TELE N
- Type: Broadcast television network
- Branding: TELE N
- Country: Venezuela
- Availability: Zulia State

= TELE N =

Venezuelan TV channel

TELE N was a Venezuelan regional news network based in the western Venezuelan city of Maracaibo in the Zulia State. It could be seen in the entire Zulia State. Reporters and journalists for TELE N were: Ambar Simancas, Andreina Socorro, Ángela Romero, Daniel Pereira, Angélica Villegas, Grace Orta, Henry Ramírez, Hugo Sánchez, Jesús Ramírez, Joandry Monsalve, José Ramos, Juan Carlos Fernández, Juan Garcia, Julio Eduardo Torrents, Katy Ferrer, Mandy Perozo, Laura Ippólito, Dr. Patricia Lubo, María Eugenia Perozo, Mattew Bello, Tahina Villa, Zulbert Marín.
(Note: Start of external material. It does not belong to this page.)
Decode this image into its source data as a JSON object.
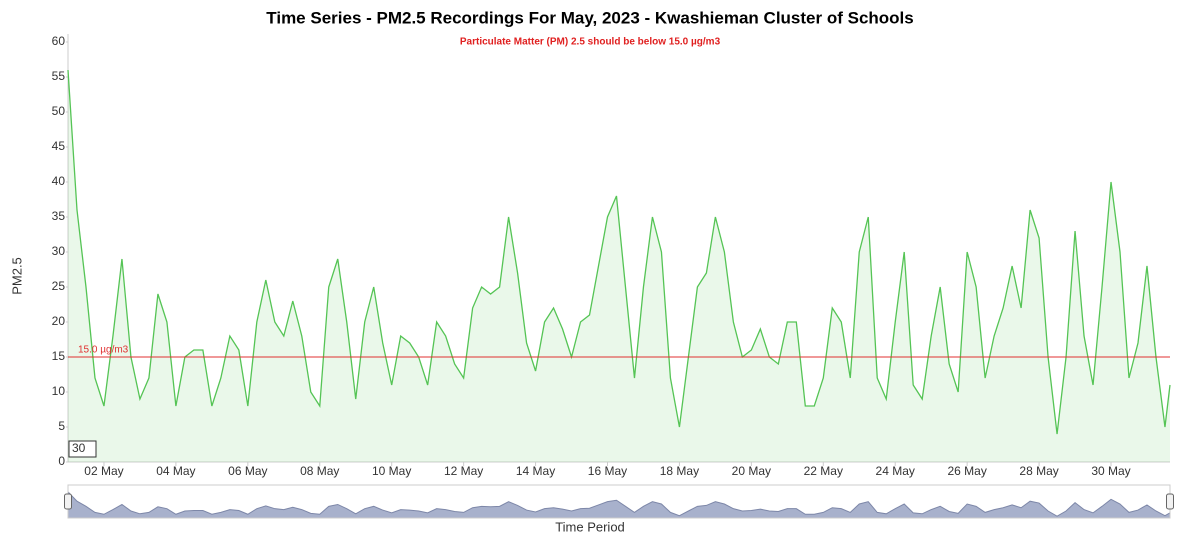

After years of struggling, the station was sold and it is now operated under a new name and new administration by a Chavez-like party.

==Programming==
The following is a list of the programs saw on TELE N. These shows are news, information, and opinion shows:
- Buenos Días Zulia - With José Ramos.
- Sólo Estrellas - With Grace Orta.
- Escápate - With Katy Ferrer.
- Hablando con las comunidades - With Ángela Romero.
- Noticias en Red - With Zulbert Marín.
- En la Onda - With Mandy Perozo.
- Telemarket
- La Vida es Así - With Julio Eduardo Torrents.
- Palabreando - With Andreina Socorro.
- Historias Nuestras - With Ámbar Simancas.
- A Punto - With Juan Carlos Fernández.
- Joyas para tu Casa - With María Eugenia Perozo.
- Noticiero Tele N - With Daniel Pereira, Angélica Villegas, Tahina Villa, Ángela Romero, and Mattew Bello.
- Avanza - With Henry Ramírez.
- Rueda de Periodistas - With Ángela Romero, Tahina Villa, Angélica Villegas, Daniel Pereira, and Mattew Bello.
- Más Salud Más Vida - With Dr. Patricia Lubo.